The argument is always framed as "fair share" but there is no way to
agree on what is fair. The framers of the argument twist the facts to
support their point of view. Clearly GA isn't paying for what it
consumes since the fuel tax doesn't even cover FSS.


That is one we can fix fairly easily. If it costs X dollars to
disseminate the weather, then charge X dollars to get it (the government
has other needs for the weather, so its not an aviation expense).
However, if the goverment for its own purposes wants us all to have the
weather info and requires it, then I don't see how you can say any share
is a "fair share". When you require it, fairness goes out the window.

On the other hand, GA owners and pilots
pay income taxes and airlines do not.. On the third hand, while the
airlines don't pay income taxes (with the probable exception of
Southwest), they employ a lot of people who do and airline travel helps
facilitate economic growth which generates tax revenue.


Let's go ahead and leave out other tax revenues for simplification. Also,
one can justify ANYTHING using the economic growth argument. Governments
local, state, and federal almost uniformly make bad decisions when the
"invest" in economic growth. That's why communism failed.


When the time comes to collect the tax either through user fees or a fuel
tax the same "fairness" issues come around again. It doesn't cost any
more to provide ATC services to a larger airplane that burns more fuel,
so a fuel tax isn't "fair".


While what you state seems true on its face, in practice it is not. A
larger plane flying very quickly, with huge liability issues, and trying
to get into the same crowded international airport as all the other big
fast planes costs MANY times more to provide services to than a small prop
going from one small field to another which 90% of the time uses "see and
avoid" as its primary control system. In fact, almost the ENTIRE system
we now have is set up to allow the carriers to operate. I really can't
understand why that is never discussed or admitted in these big
conferences.


My personal point of view is that the airline business is inherently
unprofitable due to high fixed costs combined with the "tragedy of the
commons" problem.

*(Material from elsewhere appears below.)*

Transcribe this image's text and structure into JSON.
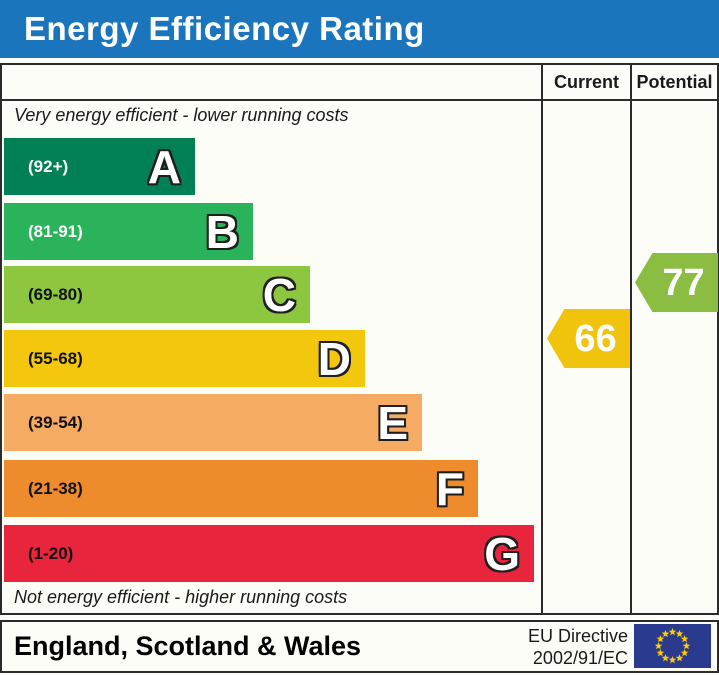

The industry will always be complaining and looking
for handouts from government.


Quit the handouts, and the ones that survive will profit.

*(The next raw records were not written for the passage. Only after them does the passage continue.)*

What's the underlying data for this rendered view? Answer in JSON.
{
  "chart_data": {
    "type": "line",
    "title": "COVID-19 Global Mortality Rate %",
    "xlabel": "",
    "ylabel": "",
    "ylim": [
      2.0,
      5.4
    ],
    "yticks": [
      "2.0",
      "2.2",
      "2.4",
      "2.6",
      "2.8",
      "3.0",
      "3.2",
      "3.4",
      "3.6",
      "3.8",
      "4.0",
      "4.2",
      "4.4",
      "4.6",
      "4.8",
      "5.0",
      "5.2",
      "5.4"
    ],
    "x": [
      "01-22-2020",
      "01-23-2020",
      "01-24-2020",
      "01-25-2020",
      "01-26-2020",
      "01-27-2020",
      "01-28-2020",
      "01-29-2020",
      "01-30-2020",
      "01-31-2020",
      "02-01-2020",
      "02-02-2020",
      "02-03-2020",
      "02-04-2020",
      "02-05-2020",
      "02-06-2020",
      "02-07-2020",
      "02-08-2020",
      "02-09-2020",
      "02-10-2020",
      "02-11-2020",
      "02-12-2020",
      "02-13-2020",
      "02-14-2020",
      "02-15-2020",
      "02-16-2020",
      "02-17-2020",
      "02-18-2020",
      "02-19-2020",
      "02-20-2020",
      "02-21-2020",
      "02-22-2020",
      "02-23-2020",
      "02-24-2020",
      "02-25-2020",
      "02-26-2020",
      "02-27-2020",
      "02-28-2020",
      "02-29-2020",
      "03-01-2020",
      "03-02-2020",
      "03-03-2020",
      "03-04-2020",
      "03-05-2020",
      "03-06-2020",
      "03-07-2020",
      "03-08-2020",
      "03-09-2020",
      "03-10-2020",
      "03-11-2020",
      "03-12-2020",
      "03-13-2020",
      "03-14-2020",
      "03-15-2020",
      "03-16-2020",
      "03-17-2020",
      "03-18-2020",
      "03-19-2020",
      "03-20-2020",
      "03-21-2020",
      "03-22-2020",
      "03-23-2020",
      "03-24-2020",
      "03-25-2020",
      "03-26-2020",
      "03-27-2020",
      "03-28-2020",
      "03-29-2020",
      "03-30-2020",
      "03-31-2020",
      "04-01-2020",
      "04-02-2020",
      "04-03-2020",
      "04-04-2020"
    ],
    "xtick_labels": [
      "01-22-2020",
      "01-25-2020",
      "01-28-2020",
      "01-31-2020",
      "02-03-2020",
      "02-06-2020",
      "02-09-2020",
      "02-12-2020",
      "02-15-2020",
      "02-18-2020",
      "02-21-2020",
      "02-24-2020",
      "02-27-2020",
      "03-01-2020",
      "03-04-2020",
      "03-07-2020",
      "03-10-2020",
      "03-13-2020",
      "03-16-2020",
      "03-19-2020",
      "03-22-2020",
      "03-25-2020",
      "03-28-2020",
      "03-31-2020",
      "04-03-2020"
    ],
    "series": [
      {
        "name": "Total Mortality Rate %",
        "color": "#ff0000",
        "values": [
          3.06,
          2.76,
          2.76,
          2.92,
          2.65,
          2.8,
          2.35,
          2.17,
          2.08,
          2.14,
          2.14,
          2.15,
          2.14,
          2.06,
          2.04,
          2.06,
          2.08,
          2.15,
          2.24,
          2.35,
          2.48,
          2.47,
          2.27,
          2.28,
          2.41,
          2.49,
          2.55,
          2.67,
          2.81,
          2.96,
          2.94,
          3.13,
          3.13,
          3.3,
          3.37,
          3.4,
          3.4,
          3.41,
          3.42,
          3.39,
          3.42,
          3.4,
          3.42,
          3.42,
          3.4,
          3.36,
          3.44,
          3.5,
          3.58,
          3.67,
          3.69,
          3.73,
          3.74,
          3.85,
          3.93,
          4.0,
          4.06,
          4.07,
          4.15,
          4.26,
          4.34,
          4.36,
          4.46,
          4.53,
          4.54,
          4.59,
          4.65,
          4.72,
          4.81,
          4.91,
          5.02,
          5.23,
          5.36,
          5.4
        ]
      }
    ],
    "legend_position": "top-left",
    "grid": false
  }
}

It is also apparent thatGA, taken alone, is
subsidized from the general fund but pilots are too pig-headed to
achknowlege it.


I would be happy to acknowledge it, as I depreciated my plane. OTOH, they
let me do that to "create jobs" and get more tax revenue. Its so complex,
we really don't know do we?

This unwillingness to accept simple math is not unique to
pilots, medicare recipients don't achknowlege it either.


Its the whole government shell game that makes us all think this. The
redistribution has gotten so out of hand. One government interference
after another, and now even you are buying into this idea that we are not
paying our fair share in GA. We can't tell what the fair share is because
there is simply too much smoke.

I do know one thing, I would rather pay a private company for weather than
anyone else. Also, we could easily put a speed limit for safety that would
destroy the airlines who could never "see and avoid". Of course, the idea
of a speed limit is stupid, but it points out the fact that its not little
props that need the whole system, its the Jets.

As a point of
interest, almost everyone in our society (close to 90%) is paying less
that thier equal share of the cost of government.


And, close to 90% think they have "earned" their benefits. Its the shell
game. I pay enough in taxes to hire several people, so I must be doing a
pretty good job keeping up my end. I suspect that a good portion of pilots
are the same given the cost of the activity.